Dabigatran mitigates cisplatin-mediated nephrotoxicity through down regulation of thrombin pathway

Abstract

Introduction: Cisplatin (CDDP) nephrotoxicity is one of the most significant complications limiting its use in cancer therapy.

Objectives: This study investigated the pivotal role played by thrombin in CDDP-mediated nephrotoxicity. This work also aimed to clarify the possible preventive effect of Dabigatran (Dab), a direct thrombin inhibitor, on CDDP nephrotoxicity.

Methods: Animals were grouped as follow; normal control group, CDDP nephrotoxicity group, CDDP + Dab 15, and CDDP + Dab 25 groups. Four days following CDDP administration, blood and urine samples were collected to evaluate renal function. Moreover, tissue samples were collected from the kidney to determine apoptosis markers, oxidative stress and histopathological evaluation. An immunofluorescence analysis of tissue factor (TF), thrombin, protease-activated receptor-2 (PAR2), fibrin, pERK1/2 and P53 proteins expression was also performed.

Results: Thrombin, pERK, cleaved caspase-3, and oxidative stress markers were significantly elevated in CDDP-treated group.
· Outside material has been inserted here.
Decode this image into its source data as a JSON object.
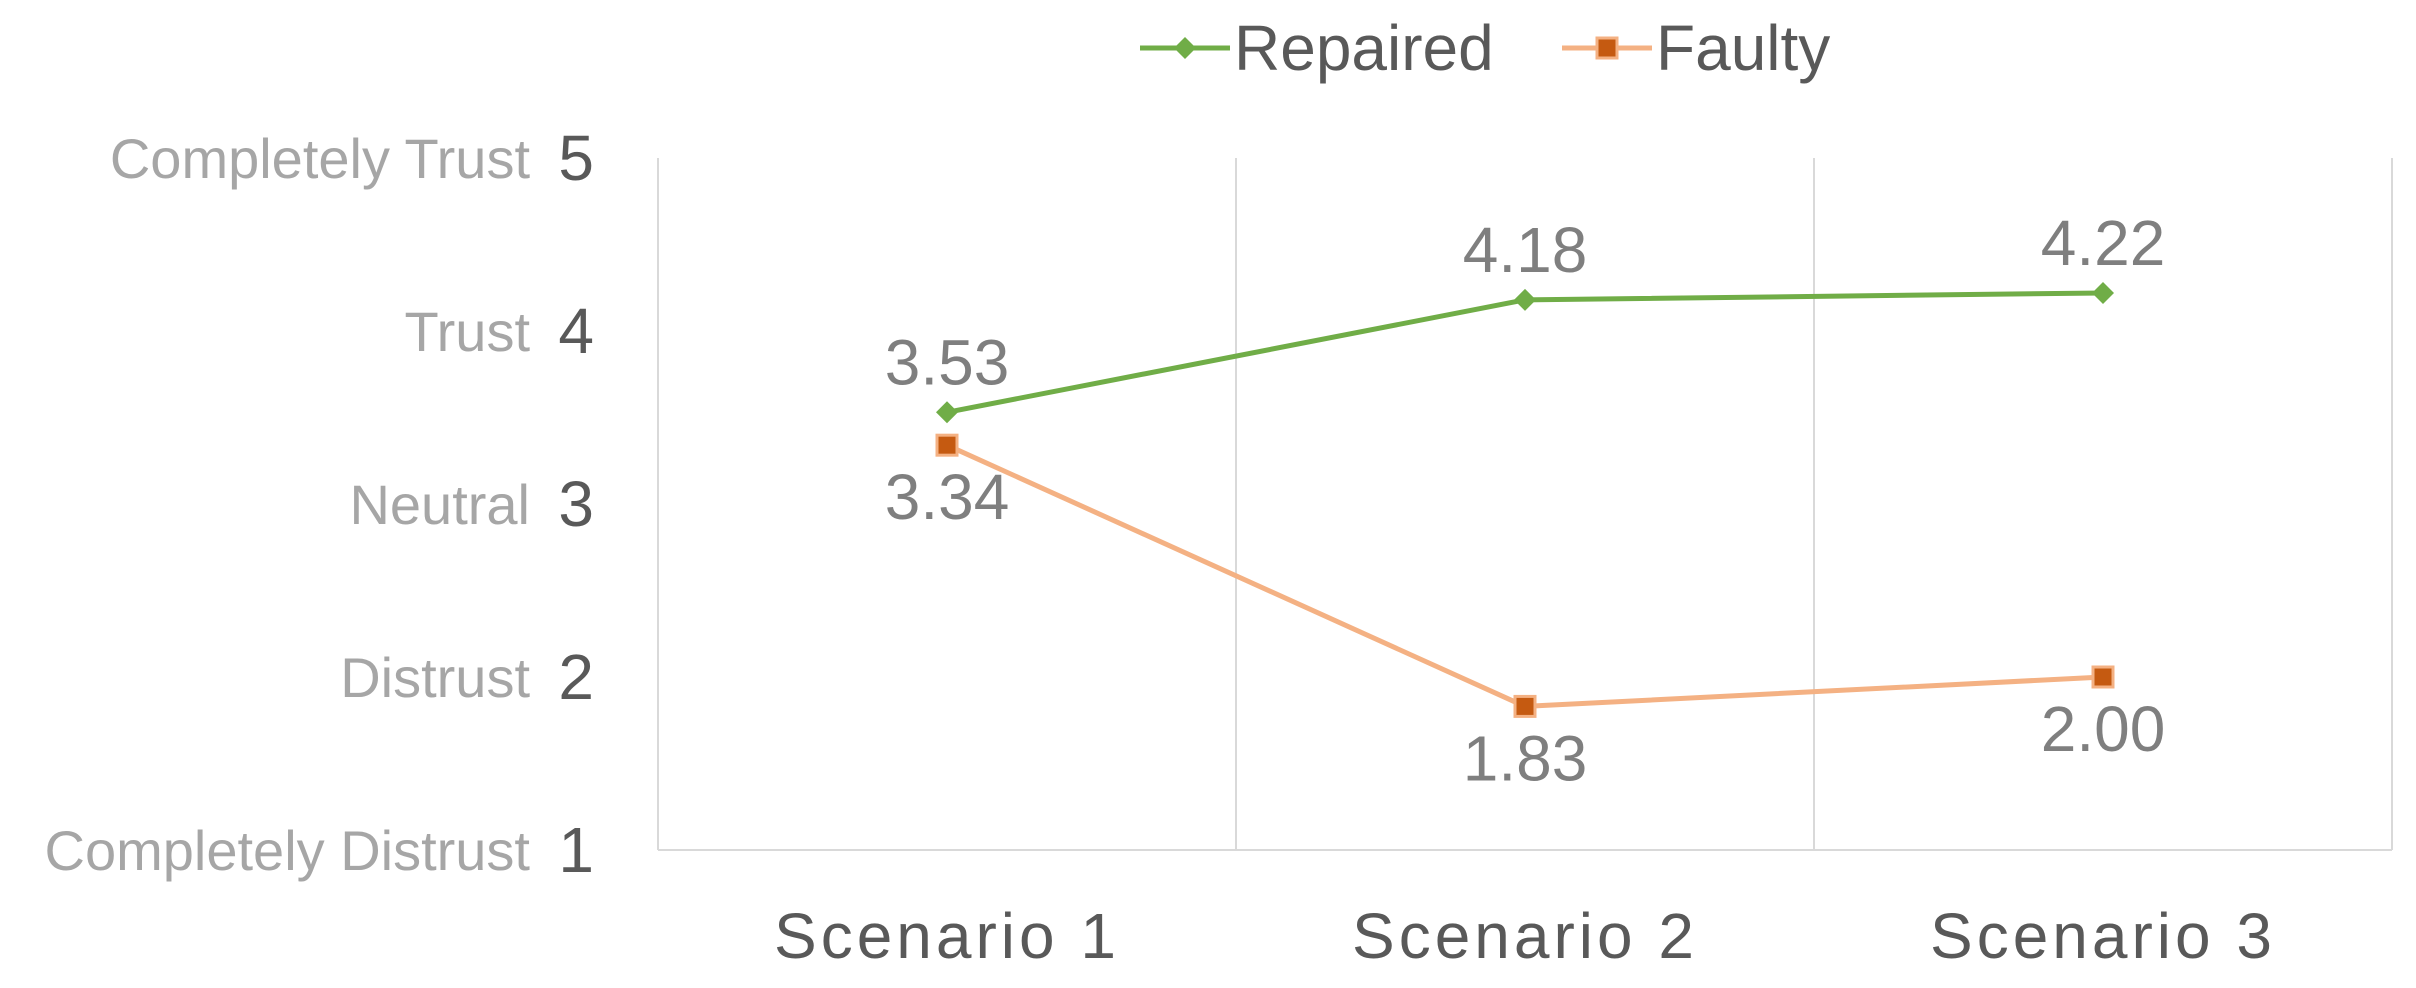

However, pretreatment of animals with either low or high doses of Dab significantly improved kidney function and decreased oxidative stress and apoptotic markers.

Conclusion: We conclude that thrombin is an important factor in the pathogenesis of CDDP kidney toxicity via activation of ERK1/2, P53 and caspase-3 pathway, which can be effectively blocked by Dab.

Keywords: BUN, Blood urea nitrogen; CDDP, Cisplatin; Cisplatin; Cr, creatinine; Crcl, Creatinine clerance; Dab, Dabigatran; Dabigatran; FXa, activated form of Factor X; GSH, Reduced Glutathion; H&E, Hematoxylin–Eosin; INR, International normalized ratio; KIM-1, kidney injury molecule-1; PAR, protease-activated receptor; PAR2; Pt, Prothrombin time; Ptt, Partial thromboplastin time; ROS, Reactive oxygen species; SOD, Superoxide dismutase; TF, Tissue factor; Thrombin; pERK1/2.

Graphical abstract

Fig. 1

Effect of oral pre-treatment of animals with Dab 15 or 25 mg/kg on (A) serum Cr, (B) serum Cyst-C, (C) BUN, (D) Cr cl, (E) urinary KIM-1 and (F) Lipocaline-2 in the urine as compared to CP nephrotoxic group where (a) Differ significantly when compared to normal animals, (b) Differ significantly when compared to normal group nephrotoxic animals and (c) Differ significantly when compared to normal group CDDP + Dab 15.

Fig. 2

Effect of oral pre-treatment of animals with Dab 15 or 25 mg/kg on the expression of coagulation proteins including protease activated receptor (PAR-2) and tissue factor (TF) in renal tissue as compared to CP nephrotoxic group where (a) Differ significantly when compared to normal group, (b) Differ significantly when compared to CP + Dab 15.

Fig. 3

Effect of oral pre-treatment of animals with Dab 15 or 25 mg/kg on the expression of coagulation proteins including (A) fibrin and (B) Thrombin in renal tissue as compared to CP nephrotoxic group where (a) Differ significantly when compared to normal rats and (b) Differ significantly when compared to nephrotoxic rats.

Fig. 4

Changes of (A) pERK1/2, (B) P35 and (C) cleaved Caspase-3 proteins expression in renal tissue after oral pre-treatment of animals with Dab 15 or 25 mg/kg as compared to CP nephrotoxic group. (a) Differ significantly when compared to normal animals and (b) Differ significantly when compared to nephrotoxic group.

Fig. 5

Rat kidney tissues of (A) control group; showed normal glomerular and tubular histological features (arrow in black color). (B) CDDP nephrotoxicity group displayed severe changes in the normal architectures and epithelium cells desquamation (arrow in black color) as well as deposits of granules in the apical parts (arrow head) and C,D) CP + Dab 15 and CP + Dab 25 displayed little changes in the structural architectures (arrow head) and mild deposits of the granules in the apical parts and glomerulonephrosis (arrow).